Her district includes the area surrounding the Somerset West Community Health Centre, which recently acquired $287,000 in provincial funding for its crack pipe program, despite objections from some city councillors and Mayor Larry O'Brien.
Strudwick said the community is especially concerned the program will undermine its efforts to clean up the neighbourhood.
“We were elated when the city cancelled the program,” said Strudwick, referring to council’s decision last summer to cancel the city’s crack pipe program.
“We fought hard against it,” she said.
She said she sees no distinction between distributing the pipes and encouraging drug use.
This is bound to bring drug dealers and prostitutes back into the area, she added.
According to Strudwick, this is when used condoms and syringes, as well as broken glass pipes are found in and around area schools, among other places.
When she heard that Jack McCarthy, executive director of Somerset West Community Health Centre, had asked the provincial government for the funding, she said she and other community representatives voiced their concerns to him.
“We made our concerns very clear,” she said. “We said we loved to see the $287,000 go to a treatment facility that would rehabilitate people, not just facilitate (drug use).”
But rehabilitation, according to McCarthy, is only one of four elements of a common strategy used to combat drug addiction. The others are enforcement, prevention and harm reduction, the area that crack pipe distribution falls under.
“I understand their concerns and I take them very seriously,” said McCarthy, who is also a father and a neighbourhood resident.
That is why, he said, the centre has implemented programs to address those concerns.
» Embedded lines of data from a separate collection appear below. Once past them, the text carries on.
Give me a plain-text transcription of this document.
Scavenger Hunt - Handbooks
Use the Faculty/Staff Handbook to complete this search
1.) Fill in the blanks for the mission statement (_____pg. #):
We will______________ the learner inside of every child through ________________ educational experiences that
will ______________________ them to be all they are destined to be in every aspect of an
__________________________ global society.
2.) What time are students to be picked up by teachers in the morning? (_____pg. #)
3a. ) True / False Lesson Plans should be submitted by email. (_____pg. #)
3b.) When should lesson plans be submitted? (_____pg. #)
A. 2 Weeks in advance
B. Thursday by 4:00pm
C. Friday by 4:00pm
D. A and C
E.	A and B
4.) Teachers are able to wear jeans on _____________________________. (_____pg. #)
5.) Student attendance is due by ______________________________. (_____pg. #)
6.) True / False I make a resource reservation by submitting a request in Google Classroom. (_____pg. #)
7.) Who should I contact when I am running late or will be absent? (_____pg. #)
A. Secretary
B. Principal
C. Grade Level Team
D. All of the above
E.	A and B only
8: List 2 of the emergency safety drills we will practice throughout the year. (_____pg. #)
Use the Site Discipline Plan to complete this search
He said the health centre has set up drop boxes at the clinic and has been speaking with users in the community, encouraging them to return their used pipes and syringes.
“We’re doing the best we can,” said McCarthy.
But that is not good enough for Shayne Smith, a volunteer with the community’s Safety Walk, a patrol program implemented as part of the clean-up effort.
He said he finds most used pipes, syringes and condoms on or near school property.
Empty school parking lots, according to Smith, provide prostitutes and drug users with the opportunity to carry out their activities in private.
“This is a family community and we want to keep it a family community,” said Smith.
“What about my kids? What about the kids in the community who are picking up needles at their schools?”
Smith said he opposes the idea of his tax dollars being spent on a program that harms his community.
“What’s next? Do we start buying them good crack because they’re not getting the good stuff?” said Smith.
But Jay Koornstra, of Bruce House, a Centretown HIV and AIDS advocacy organization, said such fears are driven by a handful of city councillors and the police, who have been equating crack pipe distribution with facilitating drug use.
“This is an argument that’s been charged by some people’s moral outrage,” he said.
He said the city’s drug strategy relies too heavily on enforcement and not enough on prevention, rehabilitation and harm reduction.
“People will use drugs whether we provide them with crack pipes or not,” he said.
“Yes, we do need treatment facilities, but for now, what do we do? Harm them more?”
Koornstra said one of the main issues is the community and its members.
“(Drug users) are our fellow community members and we all need to start working together to reduce the harm to our communities,” he said.